Essere visti da molte persone è diventato un modo per ottenere una sorta di celebrità, il terzo valore chiave (dopo ricchezza e potere) della nostra società globalizzata. Infatti, se le persone famose possono contare i loro milioni di seguaci, i membri di Facebook possono misurare come viene percepito ciò che pubblicano attraverso il numero di “mi piace”. Essere visti significa che il modo in cui appariamo diventa molto importante e cambiare abbigliamento e aspetto sui profili Facebook è diventato un impegno costante!

I rapporti di Greenpeace mostrano come lo shopping on line aumenti la tendenza a comprare troppo e come la pubblicità giochi un ruolo importante in questo processo, promuovendo valori materialistici dove “avere è essere” e ciò che si possiede è lo strumento per affermare la propria personalità e raggiungere la felicità. Cambiare questi valori è la grande sfida da affrontare. Ci sono molti ostacoli. La nostra economia promuove il denaro come il principale indicatore di successo. I dirigenti devono il più possibile fare profitto, vendere più prodotti, assumere il minor numero di lavoratori e sostituirli con macchine e dispositivi software, e devono sfruttare maggiormente la pubblicità per rendere più appetibili i loro prodotti. L’industria tessile sta andando incontro a un cambiamento strutturale, con piccoli negozi e persino centri commerciali che sono costretti a chiudere per mancanza di clienti, tagliando migliaia di posti di lavoro. Gli immigrati sono disposti a lavorare molte ore con bassi salari, per consegnare quei prodotti che noi acquistiamo online, dove la pubblicità è il principale strumento con cui i social network realizzano il loro profitto.

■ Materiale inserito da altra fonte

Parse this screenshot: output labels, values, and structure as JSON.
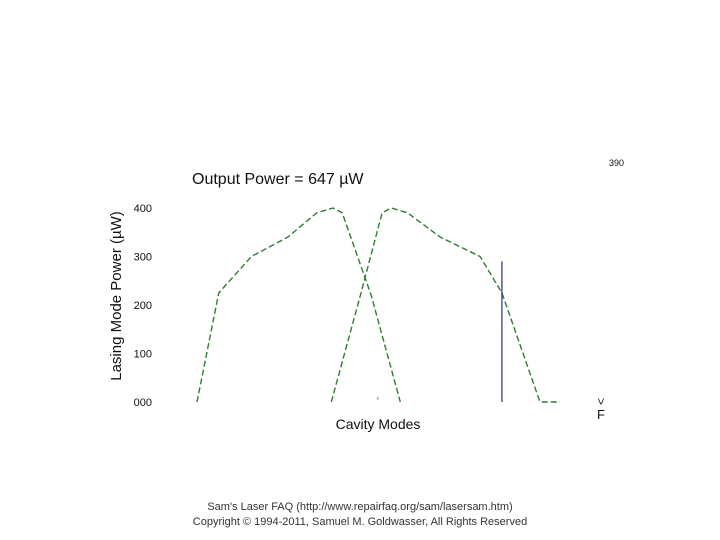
{
  "chart_data": {
    "type": "line",
    "title": "Output Power = 647 µW",
    "xlabel": "Cavity Modes",
    "ylabel": "Lasing Mode Power (µW)",
    "corner_label": "390",
    "frequency_axis_label": "F",
    "frequency_arrow": ">",
    "center_tick": "'",
    "y_ticks": [
      "000",
      "100",
      "200",
      "300",
      "400"
    ],
    "ylim": [
      0,
      420
    ],
    "xlim": [
      0,
      100
    ],
    "grid": false,
    "series": [
      {
        "color": "#2e7d32",
        "dash": "dashed",
        "x": [
          0,
          6,
          15,
          25,
          33,
          37.5,
          40,
          48,
          56
        ],
        "y": [
          0,
          225,
          300,
          340,
          390,
          400,
          390,
          220,
          0
        ]
      },
      {
        "color": "#2e7d32",
        "dash": "dashed",
        "x": [
          37,
          45,
          51,
          53.5,
          58,
          67,
          78,
          84,
          94.5,
          100
        ],
        "y": [
          0,
          220,
          390,
          400,
          390,
          340,
          300,
          225,
          0,
          0
        ]
      }
    ],
    "marker_line": {
      "x": 84,
      "y": 290,
      "color": "#3b3b8f"
    }
  },
  "footer": {
    "line1": "Sam's Laser FAQ (http://www.repairfaq.org/sam/lasersam.htm)",
    "line2": "Copyright © 1994-2011, Samuel M. Goldwasser, All Rights Reserved"
  }
}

Come psicologa di comunità ho imparato a vedere gli ostacoli ma anche le tendenze positive emergenti che possono aiutarci a raggiungere gli obiettivi comuni desiderati, nel nostro caso specifico trovare alternative allo shopping eccessivo per aumentare la nostra felicità e definire la nostra preziosa identità.

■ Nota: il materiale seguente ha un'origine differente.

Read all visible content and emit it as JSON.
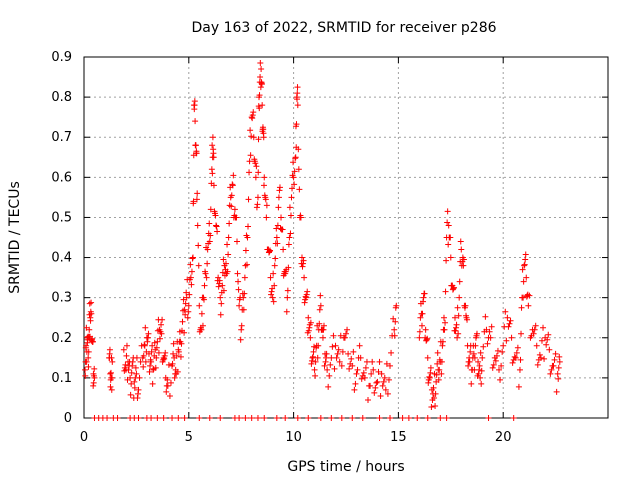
{
  "chart_data": {
    "type": "scatter",
    "title": "Day 163 of 2022, SRMTID for receiver p286",
    "xlabel": "GPS time / hours",
    "ylabel": "SRMTID / TECUs",
    "xlim": [
      0,
      25
    ],
    "ylim": [
      0,
      0.9
    ],
    "xticks": [
      0,
      5,
      10,
      15,
      20
    ],
    "xtick_labels": [
      "0",
      "5",
      "10",
      "15",
      "20"
    ],
    "yticks": [
      0,
      0.1,
      0.2,
      0.3,
      0.4,
      0.5,
      0.6,
      0.7,
      0.8,
      0.9
    ],
    "ytick_labels": [
      "0",
      "0.1",
      "0.2",
      "0.3",
      "0.4",
      "0.5",
      "0.6",
      "0.7",
      "0.8",
      "0.9"
    ],
    "grid": true,
    "marker": "+",
    "color": "#ff0000",
    "series": [
      {
        "name": "SRMTID",
        "points": [
          [
            0.05,
            0.12
          ],
          [
            0.1,
            0.18
          ],
          [
            0.15,
            0.2
          ],
          [
            0.2,
            0.15
          ],
          [
            0.25,
            0.22
          ],
          [
            0.3,
            0.25
          ],
          [
            0.35,
            0.26
          ],
          [
            0.4,
            0.19
          ],
          [
            0.45,
            0.11
          ],
          [
            0.5,
            0.1
          ],
          [
            1.2,
            0.15
          ],
          [
            1.25,
            0.11
          ],
          [
            1.3,
            0.1
          ],
          [
            1.35,
            0.14
          ],
          [
            1.9,
            0.17
          ],
          [
            2.0,
            0.12
          ],
          [
            2.1,
            0.14
          ],
          [
            2.2,
            0.1
          ],
          [
            2.3,
            0.13
          ],
          [
            2.4,
            0.09
          ],
          [
            2.5,
            0.11
          ],
          [
            2.6,
            0.07
          ],
          [
            2.8,
            0.15
          ],
          [
            2.9,
            0.18
          ],
          [
            3.0,
            0.2
          ],
          [
            3.1,
            0.16
          ],
          [
            3.2,
            0.14
          ],
          [
            3.3,
            0.12
          ],
          [
            3.4,
            0.17
          ],
          [
            3.5,
            0.19
          ],
          [
            3.6,
            0.22
          ],
          [
            3.7,
            0.21
          ],
          [
            3.8,
            0.15
          ],
          [
            3.9,
            0.1
          ],
          [
            4.0,
            0.08
          ],
          [
            4.2,
            0.13
          ],
          [
            4.3,
            0.15
          ],
          [
            4.4,
            0.11
          ],
          [
            4.5,
            0.17
          ],
          [
            4.6,
            0.19
          ],
          [
            4.7,
            0.24
          ],
          [
            4.8,
            0.27
          ],
          [
            4.9,
            0.3
          ],
          [
            5.0,
            0.28
          ],
          [
            5.1,
            0.35
          ],
          [
            5.2,
            0.4
          ],
          [
            5.25,
            0.78
          ],
          [
            5.3,
            0.74
          ],
          [
            5.35,
            0.66
          ],
          [
            5.4,
            0.56
          ],
          [
            5.5,
            0.28
          ],
          [
            5.6,
            0.22
          ],
          [
            5.7,
            0.3
          ],
          [
            5.8,
            0.36
          ],
          [
            5.9,
            0.42
          ],
          [
            6.0,
            0.44
          ],
          [
            6.1,
            0.62
          ],
          [
            6.15,
            0.7
          ],
          [
            6.2,
            0.58
          ],
          [
            6.3,
            0.48
          ],
          [
            6.4,
            0.35
          ],
          [
            6.5,
            0.3
          ],
          [
            6.6,
            0.33
          ],
          [
            6.7,
            0.38
          ],
          [
            6.8,
            0.36
          ],
          [
            6.9,
            0.45
          ],
          [
            7.0,
            0.55
          ],
          [
            7.1,
            0.58
          ],
          [
            7.2,
            0.52
          ],
          [
            7.3,
            0.44
          ],
          [
            7.4,
            0.28
          ],
          [
            7.5,
            0.22
          ],
          [
            7.6,
            0.3
          ],
          [
            7.7,
            0.38
          ],
          [
            7.8,
            0.45
          ],
          [
            7.9,
            0.64
          ],
          [
            8.0,
            0.75
          ],
          [
            8.1,
            0.7
          ],
          [
            8.2,
            0.6
          ],
          [
            8.3,
            0.55
          ],
          [
            8.35,
            0.8
          ],
          [
            8.4,
            0.85
          ],
          [
            8.45,
            0.87
          ],
          [
            8.5,
            0.78
          ],
          [
            8.55,
            0.72
          ],
          [
            8.6,
            0.6
          ],
          [
            8.7,
            0.5
          ],
          [
            8.8,
            0.42
          ],
          [
            8.9,
            0.35
          ],
          [
            9.0,
            0.3
          ],
          [
            9.1,
            0.38
          ],
          [
            9.2,
            0.45
          ],
          [
            9.3,
            0.55
          ],
          [
            9.4,
            0.5
          ],
          [
            9.5,
            0.42
          ],
          [
            9.6,
            0.36
          ],
          [
            9.7,
            0.3
          ],
          [
            9.8,
            0.45
          ],
          [
            9.9,
            0.55
          ],
          [
            10.0,
            0.6
          ],
          [
            10.1,
            0.65
          ],
          [
            10.15,
            0.8
          ],
          [
            10.2,
            0.78
          ],
          [
            10.3,
            0.5
          ],
          [
            10.4,
            0.4
          ],
          [
            10.5,
            0.35
          ],
          [
            10.6,
            0.3
          ],
          [
            10.7,
            0.25
          ],
          [
            10.8,
            0.2
          ],
          [
            10.9,
            0.15
          ],
          [
            11.0,
            0.12
          ],
          [
            11.1,
            0.18
          ],
          [
            11.2,
            0.22
          ],
          [
            11.3,
            0.28
          ],
          [
            11.4,
            0.2
          ],
          [
            11.5,
            0.16
          ],
          [
            11.6,
            0.12
          ],
          [
            11.8,
            0.15
          ],
          [
            12.0,
            0.18
          ],
          [
            12.2,
            0.14
          ],
          [
            12.4,
            0.2
          ],
          [
            12.6,
            0.16
          ],
          [
            12.8,
            0.13
          ],
          [
            13.0,
            0.11
          ],
          [
            13.2,
            0.15
          ],
          [
            13.4,
            0.1
          ],
          [
            13.6,
            0.08
          ],
          [
            13.8,
            0.12
          ],
          [
            14.0,
            0.09
          ],
          [
            14.2,
            0.11
          ],
          [
            14.4,
            0.07
          ],
          [
            14.6,
            0.13
          ],
          [
            14.8,
            0.22
          ],
          [
            14.9,
            0.28
          ],
          [
            16.0,
            0.2
          ],
          [
            16.1,
            0.26
          ],
          [
            16.2,
            0.3
          ],
          [
            16.3,
            0.22
          ],
          [
            16.4,
            0.15
          ],
          [
            16.5,
            0.1
          ],
          [
            16.6,
            0.07
          ],
          [
            16.7,
            0.05
          ],
          [
            16.8,
            0.09
          ],
          [
            16.9,
            0.12
          ],
          [
            17.0,
            0.14
          ],
          [
            17.1,
            0.18
          ],
          [
            17.2,
            0.22
          ],
          [
            17.3,
            0.45
          ],
          [
            17.4,
            0.48
          ],
          [
            17.5,
            0.4
          ],
          [
            17.6,
            0.32
          ],
          [
            17.7,
            0.25
          ],
          [
            17.8,
            0.2
          ],
          [
            17.9,
            0.3
          ],
          [
            18.0,
            0.42
          ],
          [
            18.1,
            0.38
          ],
          [
            18.2,
            0.28
          ],
          [
            18.3,
            0.18
          ],
          [
            18.4,
            0.14
          ],
          [
            18.5,
            0.12
          ],
          [
            18.6,
            0.16
          ],
          [
            18.7,
            0.2
          ],
          [
            18.8,
            0.14
          ],
          [
            18.9,
            0.1
          ],
          [
            19.0,
            0.15
          ],
          [
            19.2,
            0.22
          ],
          [
            19.4,
            0.2
          ],
          [
            19.6,
            0.15
          ],
          [
            19.8,
            0.12
          ],
          [
            20.0,
            0.18
          ],
          [
            20.2,
            0.25
          ],
          [
            20.4,
            0.2
          ],
          [
            20.6,
            0.15
          ],
          [
            20.8,
            0.12
          ],
          [
            20.9,
            0.3
          ],
          [
            21.0,
            0.38
          ],
          [
            21.1,
            0.35
          ],
          [
            21.2,
            0.28
          ],
          [
            21.4,
            0.22
          ],
          [
            21.6,
            0.18
          ],
          [
            21.8,
            0.15
          ],
          [
            22.0,
            0.2
          ],
          [
            22.2,
            0.17
          ],
          [
            22.4,
            0.13
          ],
          [
            22.6,
            0.11
          ],
          [
            22.7,
            0.14
          ]
        ],
        "zero_points_x": [
          0.5,
          0.7,
          0.9,
          1.1,
          1.4,
          1.6,
          2.2,
          2.4,
          2.6,
          3.0,
          3.2,
          3.5,
          3.8,
          4.2,
          4.5,
          4.8,
          5.5,
          6.0,
          6.5,
          7.2,
          7.4,
          7.7,
          8.0,
          8.3,
          8.6,
          9.2,
          9.6,
          10.2,
          10.7,
          11.3,
          11.8,
          12.3,
          12.8,
          13.3,
          14.1,
          14.6,
          15.2,
          15.5,
          15.9,
          16.4,
          17.0,
          17.3,
          19.3,
          20.5
        ]
      }
    ]
  }
}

La nascita di una economia relazionale e della condivisione e la crescente attenzione alla salute sono segnali positivi perché evidenziano come capire le proprie emozioni e sentimenti e avere buone relazioni interpersonali siano fattori che aumentano il benessere. Diversi studi mostrano che le persone impegnate in attività di volontariato hanno più amici e sono più soddisfatte. Il potenziale dei social network di costruire relazioni stabili è stato confermato da ricerche che mostrano che per un terzo dei matrimoni contratti dal 2010 al 2015 i partner si sono conosciuti su specifici siti web.

Per contrastare l’eccessivo shopping on line si potrebbero realizzare delle piattaforme per lo scambio di vestiti, sulle quali le persone si incontrano per scambiarseli facendo così anche nuove amicizie allo stesso tempo. Dobbiamo inoltre boicottare i prodotti delle aziende che ancora usano sostanze chimiche pericolose e soprattutto possiamo usare la nostra creatività collettiva per convincere i politici a creare una società più equa che offra maggiori opportunità ai giovani per condurre una vita piena e ricca di soddisfazione.